To London, Mr Johnson has been, many times in fact, because of ties with the British packaging giant that used to be called Bowater. He doesn't mind interrupting his rounds shaking hands over plates of pancakes and syrup to answer questions from Britain. Won't he be Senator Clueless if he gets to DC?
"This is the time for citizen legislators," he says, running his eye over the pastry counter. He concedes he has no political experience even at the local, let alone the national level. "People see it is the career politicians that have gotten us into this mess and I have no faith that the career folk can get us out of it."
The charge from Mr Feingold that he is buying his seat "is not correct", he says simply, insisting that Mr Feingold will end up outspending him on advertising. Nor does he have any qualms about the unfettered flow of cash into the democratic process, no matter the source. "Free speech is a basic tenet of this country," he explains. "My opponent wants tax-payer money to pay for the lawn signs and the attacks ads.
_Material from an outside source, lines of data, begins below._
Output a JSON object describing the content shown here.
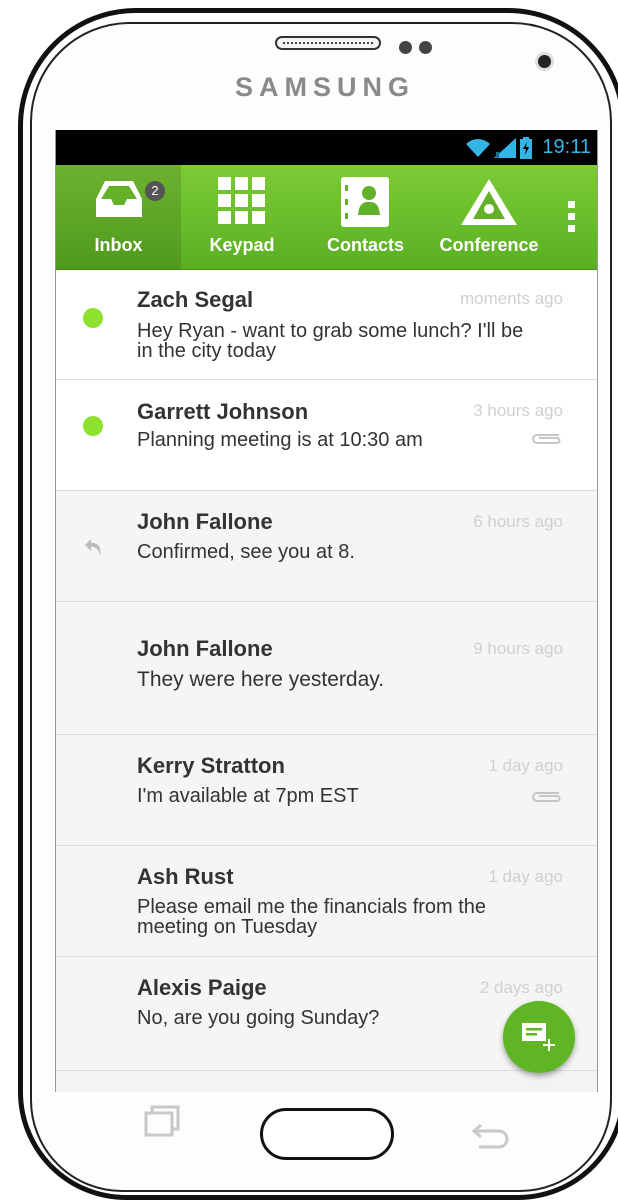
{
  "device": {
    "brand": "SAMSUNG"
  },
  "status_bar": {
    "time": "19:11"
  },
  "tabs": [
    {
      "label": "Inbox",
      "icon": "inbox-icon",
      "badge": "2",
      "active": true
    },
    {
      "label": "Keypad",
      "icon": "keypad-icon"
    },
    {
      "label": "Contacts",
      "icon": "contacts-icon"
    },
    {
      "label": "Conference",
      "icon": "conference-icon"
    }
  ],
  "messages": [
    {
      "sender": "Zach Segal",
      "time": "moments ago",
      "preview_line1": "Hey Ryan - want to grab some lunch? I'll be",
      "preview_line2": "in the city today",
      "unread": true
    },
    {
      "sender": "Garrett Johnson",
      "time": "3 hours ago",
      "preview_line1": "Planning meeting is at 10:30 am",
      "unread": true,
      "attachment": true
    },
    {
      "sender": "John Fallone",
      "time": "6 hours ago",
      "preview_line1": "Confirmed, see you at 8.",
      "replied": true
    },
    {
      "sender": "John Fallone",
      "time": "9 hours ago",
      "preview_line1": "They were here yesterday."
    },
    {
      "sender": "Kerry Stratton",
      "time": "1 day ago",
      "preview_line1": "I'm available at 7pm EST",
      "attachment": true
    },
    {
      "sender": "Ash Rust",
      "time": "1 day ago",
      "preview_line1": "Please email me the financials from the",
      "preview_line2": "meeting on Tuesday"
    },
    {
      "sender": "Alexis Paige",
      "time": "2 days ago",
      "preview_line1": "No, are you going Sunday?"
    }
  ],
  "colors": {
    "accent": "#6cbf2c",
    "unread_dot": "#8fe12f",
    "status_time": "#33b5e5"
  }
}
I don't think that's right."
Mr Feingold, first elected in 1992, has taken some risks, it is true. He is one of only a very few Democratic candidates not running away from Mr Obama – he appeared with him a recent rally in the state capital, Madison – and enthusiastically acknowledges that he voted for healthcare reform.
Just as Mr Johnson's campaign platform is childlike in its simplicity – slash government spending, but don't ask me how exactly – so is the message of his ads. Mr Feingold is attached to Mr Obama at the hip and is responsible for the out-of-control federal deficit. He is, in short, one of those damn Democrats.
Mr Feingold tries to defend himself. He has in fact broken with his party more than just about any other Democrat in Washington. (He refused to support the recent Wall Street reform package saying it was too weak. He voted against the Iraq war in 2003 and against the Bush Patriot Act. He supported Bush's Supreme Court nominees) And, unlike a certain aspiring "citizen legislator", he is not stinking rich.
"Call me foolish," says the Democratic Congressman Ron Kind from nearby Eau Claire. "But I think it's important that we still have one poor person serving in the Senate. If Johnson buys this election, he'd be the 72nd multimillionaire in the Senate." Barring a last-minute surge for Mr Feingold, it looks like the voters from Wisconsin will be sending Mr Johnson there anyway, rich or not. But first he'll need a GPS to find it.
Comedians host 'rally to restore sanity'
By train, car and bicycle – and by buses charted by the left-leaning Huffington Post news site – Americans mostly young and liberal were pouring in their thousands towards Washington last night to attend this morning's 'Rally to Restore Sanity and/or Fear' sponsored by Comedy Central.
Coming just before Tuesday's elections, the event is partly a riposte to the 'Rally to Restore Honour' that crammed the National Mall in August with conservative headliners Glenn Beck, a Fox anchor, and Sarah Palin.
Co-hosting this time will be Jon Stewart, right, and Stephen Colbert, hosts respectively of The Daily Show and The Colbert Report on the comedy cable channel. At least 60,000 are expected to attend, as well as 400 accredited journalists – with more than 600 news organisations turned down due to lack of space.
Stewart, who has always dismissed the idea that his programme is politically influential, insists that it is not a rally to support Democrats, but rather to demand an end to mutually destructive and negative partisan politics in Washington. But Amber Day, a professor of cultural studies at Bryant University, who will be attending the rally, disputes that. She told The New York Times: "He wants to preserve his persona of just being the guy at the back of the class throwing spitballs."